Chelsea made a proposal to buy the freehold of Stamford Bridge to clear the way for a possible stadium move but it was rejected by CPO last week.
“Hammersmith and Fulham Council is proud our borough uniquely contains three Premiership football clubs, Chelsea, Fulham and Queens Park Rangers,” the statement added.
“We recognise all our clubs will need greater capacity to accommodate growth in their fan bases and that new (UEFA) financial fair play rules necessitate generating extra matchday revenues to remain competitive.
“We are assisting Fulham with plans to expand the capacity of their historic Craven Cottage ground. We look forward to working closely with Chelsea and all local stakeholders ... to examine the options of redeveloping Stamford Bridge.”
CPO was set up in 1993 when the now megarich club were in financial difficulties and the fan group acquired the freehold of the pitch to protect Stamford Bridge from developers.

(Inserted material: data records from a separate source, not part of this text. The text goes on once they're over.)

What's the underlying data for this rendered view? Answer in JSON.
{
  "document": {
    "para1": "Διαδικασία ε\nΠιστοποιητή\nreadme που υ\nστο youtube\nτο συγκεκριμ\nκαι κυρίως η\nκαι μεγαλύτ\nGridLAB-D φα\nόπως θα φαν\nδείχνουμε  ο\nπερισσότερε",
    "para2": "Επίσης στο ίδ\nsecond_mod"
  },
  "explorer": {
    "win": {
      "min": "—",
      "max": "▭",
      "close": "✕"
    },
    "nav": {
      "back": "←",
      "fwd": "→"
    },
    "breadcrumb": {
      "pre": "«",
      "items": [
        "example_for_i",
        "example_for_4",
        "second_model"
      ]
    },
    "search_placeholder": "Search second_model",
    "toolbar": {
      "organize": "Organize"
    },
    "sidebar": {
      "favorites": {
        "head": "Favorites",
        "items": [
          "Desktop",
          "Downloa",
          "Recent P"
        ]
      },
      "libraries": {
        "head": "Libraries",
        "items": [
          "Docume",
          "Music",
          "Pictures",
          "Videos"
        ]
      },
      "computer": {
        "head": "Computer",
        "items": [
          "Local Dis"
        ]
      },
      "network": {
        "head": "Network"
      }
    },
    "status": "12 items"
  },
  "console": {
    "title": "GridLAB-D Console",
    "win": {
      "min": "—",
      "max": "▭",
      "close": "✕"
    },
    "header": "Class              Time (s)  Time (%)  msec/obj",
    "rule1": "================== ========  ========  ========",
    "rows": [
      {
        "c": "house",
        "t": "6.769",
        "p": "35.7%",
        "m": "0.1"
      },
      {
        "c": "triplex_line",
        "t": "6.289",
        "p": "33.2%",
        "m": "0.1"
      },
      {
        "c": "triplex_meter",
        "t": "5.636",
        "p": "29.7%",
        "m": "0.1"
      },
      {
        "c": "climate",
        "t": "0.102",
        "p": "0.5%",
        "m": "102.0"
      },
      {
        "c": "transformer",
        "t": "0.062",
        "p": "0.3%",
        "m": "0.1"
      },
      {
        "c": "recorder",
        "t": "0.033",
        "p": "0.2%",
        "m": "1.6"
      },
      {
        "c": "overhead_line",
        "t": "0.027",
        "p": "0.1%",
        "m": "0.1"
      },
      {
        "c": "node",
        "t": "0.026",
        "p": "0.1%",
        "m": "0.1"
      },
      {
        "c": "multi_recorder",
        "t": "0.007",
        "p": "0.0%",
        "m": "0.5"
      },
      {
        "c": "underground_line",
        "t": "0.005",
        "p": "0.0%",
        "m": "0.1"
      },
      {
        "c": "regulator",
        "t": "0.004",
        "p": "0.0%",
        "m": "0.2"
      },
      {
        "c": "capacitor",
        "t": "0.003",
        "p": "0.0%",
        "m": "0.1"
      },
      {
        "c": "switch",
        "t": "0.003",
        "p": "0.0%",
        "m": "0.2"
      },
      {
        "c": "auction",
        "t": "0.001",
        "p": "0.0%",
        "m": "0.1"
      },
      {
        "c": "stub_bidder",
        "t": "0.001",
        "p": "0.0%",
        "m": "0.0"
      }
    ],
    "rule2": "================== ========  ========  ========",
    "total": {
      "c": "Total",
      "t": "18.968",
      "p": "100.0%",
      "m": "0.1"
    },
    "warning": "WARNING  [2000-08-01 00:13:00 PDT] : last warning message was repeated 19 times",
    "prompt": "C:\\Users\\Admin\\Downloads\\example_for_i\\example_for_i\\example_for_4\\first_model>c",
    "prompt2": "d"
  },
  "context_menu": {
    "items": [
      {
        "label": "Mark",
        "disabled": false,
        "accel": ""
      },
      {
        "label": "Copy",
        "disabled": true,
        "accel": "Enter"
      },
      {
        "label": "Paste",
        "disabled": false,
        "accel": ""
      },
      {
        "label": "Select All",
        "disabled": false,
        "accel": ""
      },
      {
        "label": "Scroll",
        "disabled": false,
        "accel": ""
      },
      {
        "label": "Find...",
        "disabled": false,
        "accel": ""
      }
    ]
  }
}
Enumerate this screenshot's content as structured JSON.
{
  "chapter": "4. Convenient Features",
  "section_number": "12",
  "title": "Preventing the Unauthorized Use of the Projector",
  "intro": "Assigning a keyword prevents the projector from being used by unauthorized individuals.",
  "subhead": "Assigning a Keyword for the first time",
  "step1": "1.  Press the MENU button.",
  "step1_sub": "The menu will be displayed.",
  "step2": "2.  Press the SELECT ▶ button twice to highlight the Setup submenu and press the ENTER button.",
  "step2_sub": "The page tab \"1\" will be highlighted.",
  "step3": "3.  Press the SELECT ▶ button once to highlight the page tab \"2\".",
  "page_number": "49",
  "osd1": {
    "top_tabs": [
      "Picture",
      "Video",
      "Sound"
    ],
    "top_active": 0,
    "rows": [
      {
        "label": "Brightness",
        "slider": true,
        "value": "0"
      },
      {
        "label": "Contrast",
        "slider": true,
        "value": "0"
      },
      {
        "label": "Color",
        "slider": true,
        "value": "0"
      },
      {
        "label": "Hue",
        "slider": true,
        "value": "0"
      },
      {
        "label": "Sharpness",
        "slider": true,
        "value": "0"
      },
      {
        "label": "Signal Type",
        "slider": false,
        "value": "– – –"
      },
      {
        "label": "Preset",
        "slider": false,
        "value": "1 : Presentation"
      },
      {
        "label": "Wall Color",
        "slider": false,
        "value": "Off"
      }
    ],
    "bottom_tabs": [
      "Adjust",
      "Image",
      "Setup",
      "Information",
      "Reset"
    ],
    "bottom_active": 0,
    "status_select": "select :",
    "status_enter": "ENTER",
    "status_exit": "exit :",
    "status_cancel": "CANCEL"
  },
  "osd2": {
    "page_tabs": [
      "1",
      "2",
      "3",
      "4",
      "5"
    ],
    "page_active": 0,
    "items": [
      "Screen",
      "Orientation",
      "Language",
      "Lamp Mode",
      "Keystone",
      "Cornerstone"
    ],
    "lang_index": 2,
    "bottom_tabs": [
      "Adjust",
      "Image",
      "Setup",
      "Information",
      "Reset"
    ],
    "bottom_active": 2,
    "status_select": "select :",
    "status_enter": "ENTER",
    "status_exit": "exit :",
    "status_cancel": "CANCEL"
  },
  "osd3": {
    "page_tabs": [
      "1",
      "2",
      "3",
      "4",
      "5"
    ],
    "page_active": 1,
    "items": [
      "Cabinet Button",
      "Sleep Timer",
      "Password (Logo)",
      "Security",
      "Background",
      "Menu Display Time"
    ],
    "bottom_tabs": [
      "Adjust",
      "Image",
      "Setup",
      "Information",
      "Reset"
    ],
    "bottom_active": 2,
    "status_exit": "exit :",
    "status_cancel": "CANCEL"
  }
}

Seventy-five percent of votes were needed to accept the football club’s proposals last week but only 61.6 percent were in favour.
The club feel the capacity at Stamford Bridge puts Chelsea at a financial disadvantage compared with Premier League rivals such as Manchester United (76,000) and Arsenal (60,000).
Chelsea said matchday revenue at Arsenal more than doubled when the club moved to the 60,000-capacity Emirates Stadium in north London from nearby Highbury (38,000).
However, some supporters were concerned Russian owner Roman Abramovich wanted to build a new stadium well away from south west London and feared selling back the freehold would remove an important safety net for Chelsea.
The Stamford Bridge club have won the Premier League three times and the FA Cup three times since billionaire Abramovich took over eight years ago. They also reached the 2008 Champions League final.
Chelsea visit Racing Genk of Belgium in a Champions League Group E game later on Tuesday.